Espen cuelga las bolsas de las sillas; ya había preparado los caballos. Line mira con cariño a los robustos animales, que dócilmente hacen lo que se exige de ellos, incluso a la una de la madrugada. Los sacan al patio, donde sus cascos no hacen ruido en el barro. En todo Himmelvanger no hay una sola luz, pero llevan de las riendas a los caballos hasta un bosquecillo de abedules jóvenes, a resguardo de la vista de las ventanas. Espen ayuda a los niños y Line a montar y él se encarama a la silla, detrás de Torbin. Line lleva una brújula robada.

—Primero iremos hacia el sudeste. —Ella levanta la cabeza—. Mira las estrellas. Nos ayudarán a orientarnos. Iremos hacia aquélla.

—¿No vas a pedir a Dios que bendiga el viaje? —Torbin se vuelve hacia su madre. A veces es un poco pedante, siempre deseoso de hacer lo correcto, y ha vivido tres años en Himmelvanger, donde casi no puedes dar un paso sin rezar una oración.

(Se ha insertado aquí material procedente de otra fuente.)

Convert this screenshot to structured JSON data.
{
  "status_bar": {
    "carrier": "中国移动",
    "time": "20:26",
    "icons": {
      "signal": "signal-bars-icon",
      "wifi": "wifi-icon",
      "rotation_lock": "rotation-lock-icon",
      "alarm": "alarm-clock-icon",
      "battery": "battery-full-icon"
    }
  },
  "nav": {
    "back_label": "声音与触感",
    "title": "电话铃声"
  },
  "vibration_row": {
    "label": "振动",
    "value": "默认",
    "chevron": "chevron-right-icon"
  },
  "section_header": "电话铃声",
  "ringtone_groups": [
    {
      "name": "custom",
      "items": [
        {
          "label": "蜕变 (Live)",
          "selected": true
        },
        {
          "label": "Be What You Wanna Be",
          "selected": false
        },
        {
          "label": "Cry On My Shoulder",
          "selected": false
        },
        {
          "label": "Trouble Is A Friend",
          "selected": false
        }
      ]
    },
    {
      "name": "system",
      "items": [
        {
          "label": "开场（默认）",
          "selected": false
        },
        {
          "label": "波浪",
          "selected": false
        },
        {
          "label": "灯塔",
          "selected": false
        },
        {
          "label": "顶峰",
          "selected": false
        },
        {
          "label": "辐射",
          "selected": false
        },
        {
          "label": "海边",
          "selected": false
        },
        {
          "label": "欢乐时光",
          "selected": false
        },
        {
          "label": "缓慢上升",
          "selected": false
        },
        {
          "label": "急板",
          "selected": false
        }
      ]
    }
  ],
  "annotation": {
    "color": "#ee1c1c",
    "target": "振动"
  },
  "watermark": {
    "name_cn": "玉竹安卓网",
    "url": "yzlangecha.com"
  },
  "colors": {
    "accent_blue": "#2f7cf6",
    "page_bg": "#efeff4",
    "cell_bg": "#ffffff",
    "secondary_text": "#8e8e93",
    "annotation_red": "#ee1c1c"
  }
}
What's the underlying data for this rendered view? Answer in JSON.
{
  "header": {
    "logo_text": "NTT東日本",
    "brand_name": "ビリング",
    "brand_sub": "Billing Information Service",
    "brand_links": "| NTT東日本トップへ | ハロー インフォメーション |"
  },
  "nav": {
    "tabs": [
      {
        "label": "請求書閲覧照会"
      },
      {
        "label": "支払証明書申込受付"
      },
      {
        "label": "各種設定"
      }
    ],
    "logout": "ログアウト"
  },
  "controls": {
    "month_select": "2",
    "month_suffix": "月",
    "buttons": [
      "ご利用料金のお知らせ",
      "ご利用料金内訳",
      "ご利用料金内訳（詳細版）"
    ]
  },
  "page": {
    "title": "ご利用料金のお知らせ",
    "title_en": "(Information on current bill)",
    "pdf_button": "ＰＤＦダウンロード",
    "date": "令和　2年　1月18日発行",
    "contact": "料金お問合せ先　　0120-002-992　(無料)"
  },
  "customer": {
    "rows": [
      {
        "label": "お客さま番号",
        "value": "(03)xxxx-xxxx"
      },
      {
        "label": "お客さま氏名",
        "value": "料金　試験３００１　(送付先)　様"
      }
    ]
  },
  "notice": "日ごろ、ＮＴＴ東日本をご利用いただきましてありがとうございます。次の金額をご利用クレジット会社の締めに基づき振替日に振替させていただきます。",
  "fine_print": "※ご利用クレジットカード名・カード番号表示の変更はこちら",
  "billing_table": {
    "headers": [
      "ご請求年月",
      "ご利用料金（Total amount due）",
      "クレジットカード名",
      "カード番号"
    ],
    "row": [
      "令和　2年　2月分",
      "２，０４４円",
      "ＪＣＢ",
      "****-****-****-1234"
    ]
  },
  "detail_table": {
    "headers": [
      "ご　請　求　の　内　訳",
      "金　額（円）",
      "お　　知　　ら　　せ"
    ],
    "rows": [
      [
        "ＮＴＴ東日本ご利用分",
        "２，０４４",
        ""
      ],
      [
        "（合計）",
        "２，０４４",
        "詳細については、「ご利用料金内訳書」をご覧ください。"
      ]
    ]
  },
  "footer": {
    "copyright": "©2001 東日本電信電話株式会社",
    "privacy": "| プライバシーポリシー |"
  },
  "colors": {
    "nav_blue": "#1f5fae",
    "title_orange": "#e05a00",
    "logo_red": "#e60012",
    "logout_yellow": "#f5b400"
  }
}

—Claro que sí. Ahora iba a hacerlo.

Espen tira de las riendas e inclina la cabeza. Musita rápidamente la plegaria, como si los piadosos oídos de Per pudieran captar los rezos en kilómetros a la redonda.

—Que el Señor Nuestro Dios, Rey de los Cielos y la Tierra, que a todos nos ve y protege, bendiga nuestro viaje, nos libre de mal y nos guíe por el buen camino. Amén.

Line hinca los talones en los flancos del caballo. La oscura masa de Himmelvanger va empequeñeciéndose a su espalda. Con el cielo despejado, hace más frío que ayer. Se han ido justo a tiempo.